As you begin to establish your business, you will be confronted with many decisions ranging from identifying the sources of capital you will need to get the business off the ground to figuring out how much to pay yourself. One of the many - and perhaps most important - decisions you will need to make as you establish your business is whether to incorporate the business or “go it alone” as a sole proprietor.

The Case for Sole Proprietorship

The decision to remain a sole proprietor depends largely on the type of business you will operate. Because sole proprietors are in effect doing business as individuals, they put their assets including their home, car, and other personal assets at risk should creditors come calling. As a result, one of the first things you will need to do is make an honest assessment of the financial risk of your business and balance that with the amount of risk you are comfortable taking.

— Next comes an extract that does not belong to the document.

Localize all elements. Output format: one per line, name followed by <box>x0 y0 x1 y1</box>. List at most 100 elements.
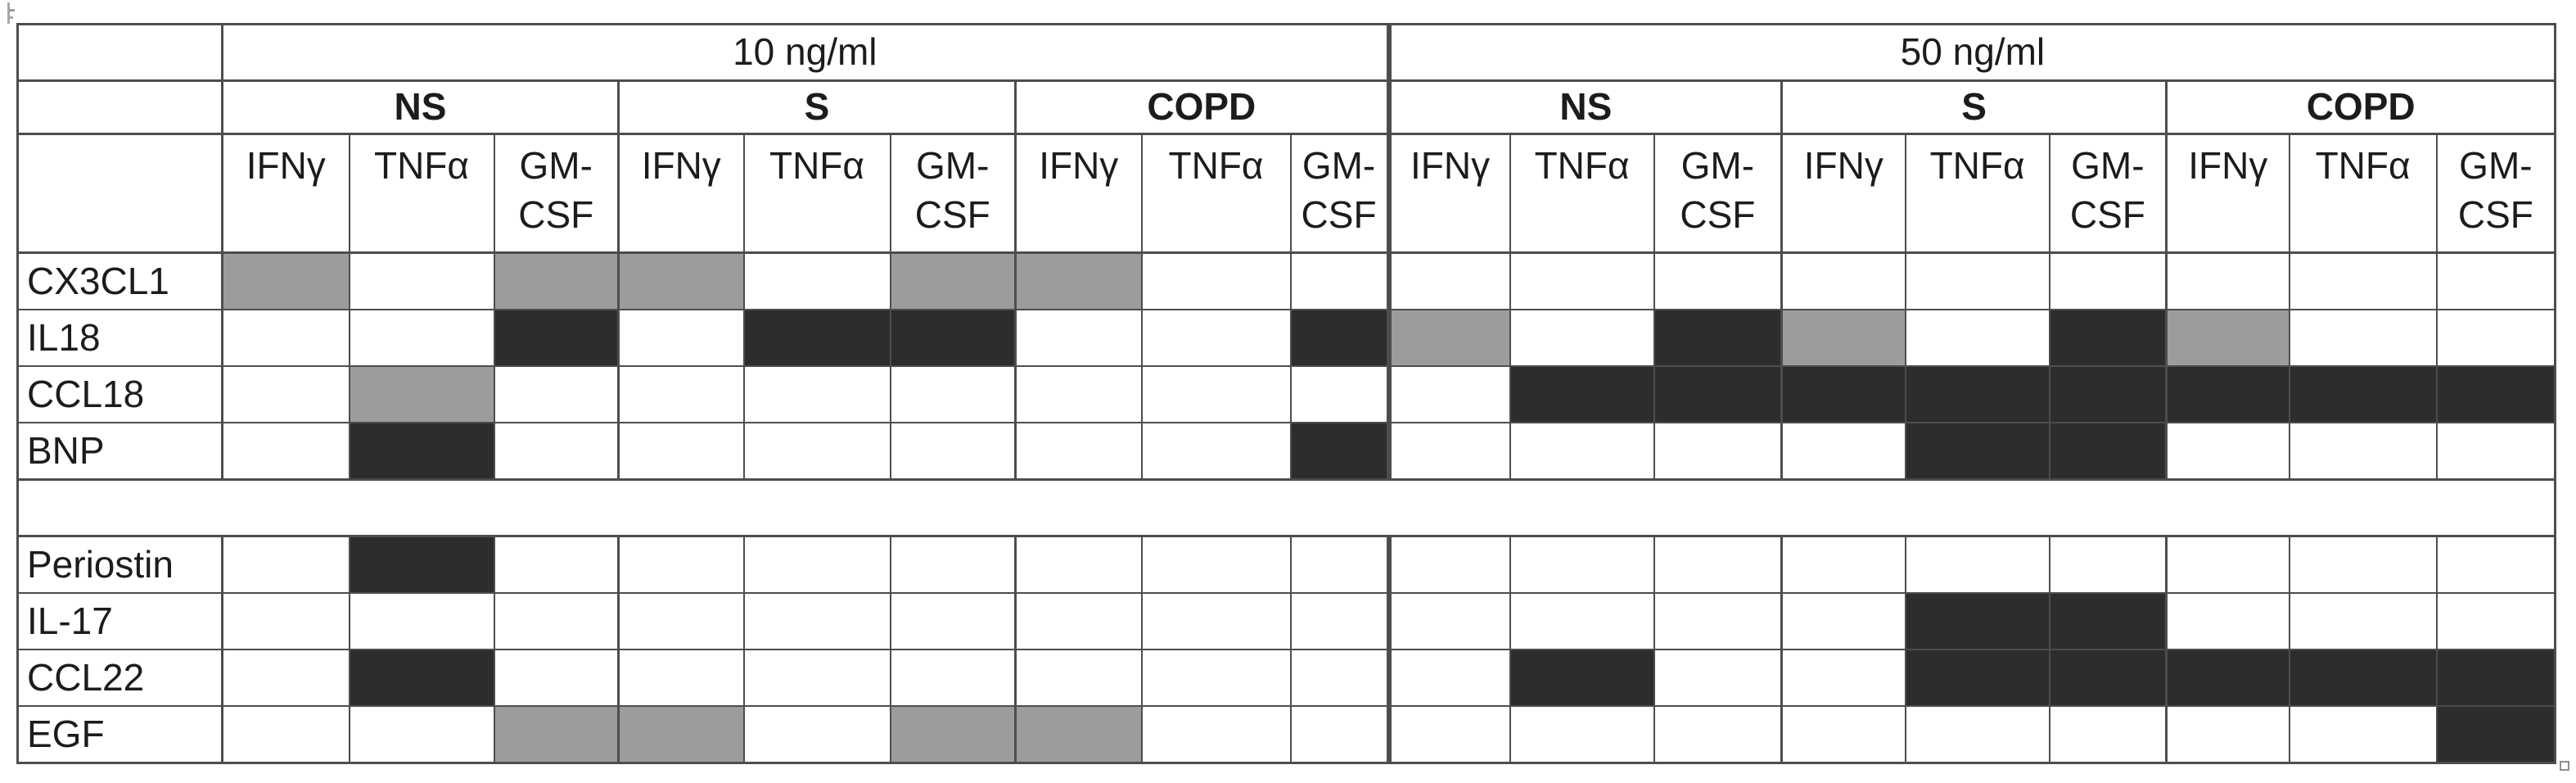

If the business you are establishing is a direct sales business – perhaps you are selling Tupperware® or a similar product – then, chances are your risks will be minimal making sole proprietorship quite appropriate. If, on the other hand, you are performing some type of service – maybe you are a painter or other type of home-improvement contractor – you should be aware of the possibility that a client may be dissatisfied with your work and will attempt to recover damages. As a sole proprietor, your own assets can be used to pay for these damages.

Another consideration in this decision is the amount of effort you are willing to make in completing your tax filing and other responsibilities. Comparatively speaking, the tax filing requirements for sole proprietorships are not as complicated as they are for corporations.

When it Makes Sense to Incorporate

As mentioned above, incorporating your business makes sense when there are financial risks associated with that business. Unfortunately, since everyone’s tolerance for risk is not the same. there isn’t a magic formula for determining how much risk is too much.

One of the biggest differences between a corporation and a sole proprietorship is the role of the owner. In a sole proprietorship, you, the business owner are considered to be the owner as well as an employee of the business. When you incorporate, you are no longer the owner – the corporation is – you are merely an employee of the corporation. As a result, your liability is limited to the extent of the assets of the corporation.

And, because you are an employee, you will receive a salary from the business, meaning you will not bear the entire tax liability of the corporation as you would had you chosen to remain a sole proprietor.

It probably comes as little surprise then that establishing a corporation is more complex than setting up a sole proprietorship. In fact, you will need an attorney to assist with the necessary filings.

The fees for setting up a corporation vary depending on the complexity of the filing and the attorney you choose – you should budget $250 - $500. There are a few corporate structures to choose from, however, subchapter S is the form most commonly used for home based operations.

The Required Disclaimer

The information presented here is intended only to give you an overview of the differences between the two different business structures. It is not intended to be a substitute for actual legal advice. Before deciding on the appropriate structure for your business, you should consult with your own legal counsel.